Prioritize Uncertain Examples

Overview¶

When we have a large pool of unlabeled examples that could be used in a prompt, how should we decide which examples to manually label?

Active prompting identifies effective examples for human annotation using: - Uncertainty Estimation: Measure uncertainty on each example. - Selection: Choose the most uncertain examples for human labeling. - Annotation: Humans label selected examples. - Inference: Use newly labeled data to improve prompts.

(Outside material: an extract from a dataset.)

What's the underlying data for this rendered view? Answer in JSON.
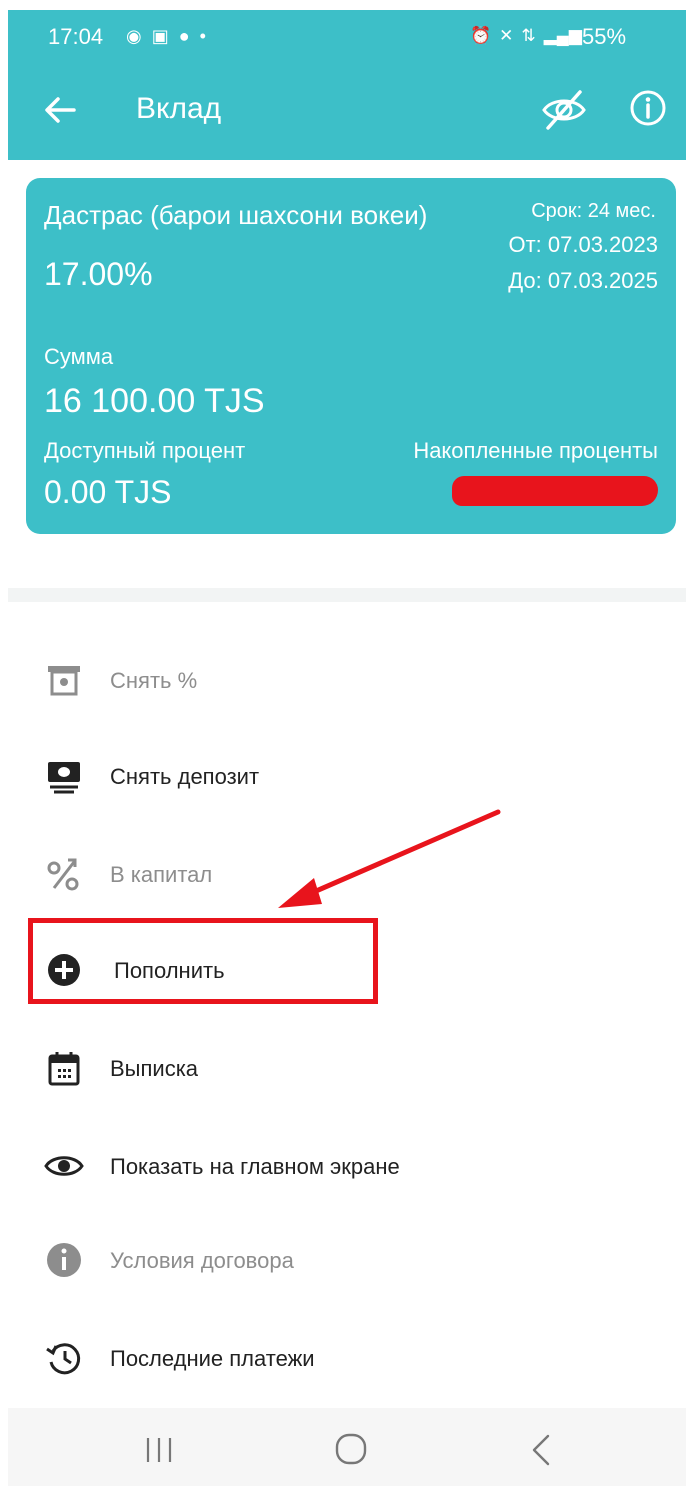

Uncertainty Estimation (Disagreement)¶

Query the same example k times and measure disagreement: unique responses / total responses.

Example¶

<?php
require 'examples/boot.php';

use Cognesy\Instructor\Extras\Scalar\Scalar;
use Cognesy\Instructor\StructuredOutput;

class EstimateUncertainty {
    public function __invoke(int $k = 5) : float {
        $values = [];
        for ($i = 0; $i < $k; $i++) {
            $values[] = $this->queryHeight();
        }
        return $this->disagreement($values);
    }

    private function queryHeight() : int {
        return (new StructuredOutput)->with(
            messages: [['role' => 'user', 'content' => 'How tall is the Empire State Building in meters?']],
            responseModel: Scalar::integer('height'),
        )->get();
    }

    private function disagreement(array $responses) : float {
        $n = count($responses);
        if ($n === 0) return 0.0;
        return count(array_unique($responses)) / $n;
    }
}

$score = (new EstimateUncertainty)(k: 5);
dump($score);
?>

Selection & Annotation¶

Select the top-n most uncertain unlabeled examples for human annotation.

Inference¶

Use newly annotated examples as few-shot context during inference.

References¶

1) Active Prompting with Chain-of-Thought for Large Language Models (https://arxiv.org/abs/2302.12246) 2) The Prompt Report: A Systematic Survey of Prompting Techniques (https://arxiv.org/abs/2406.06608)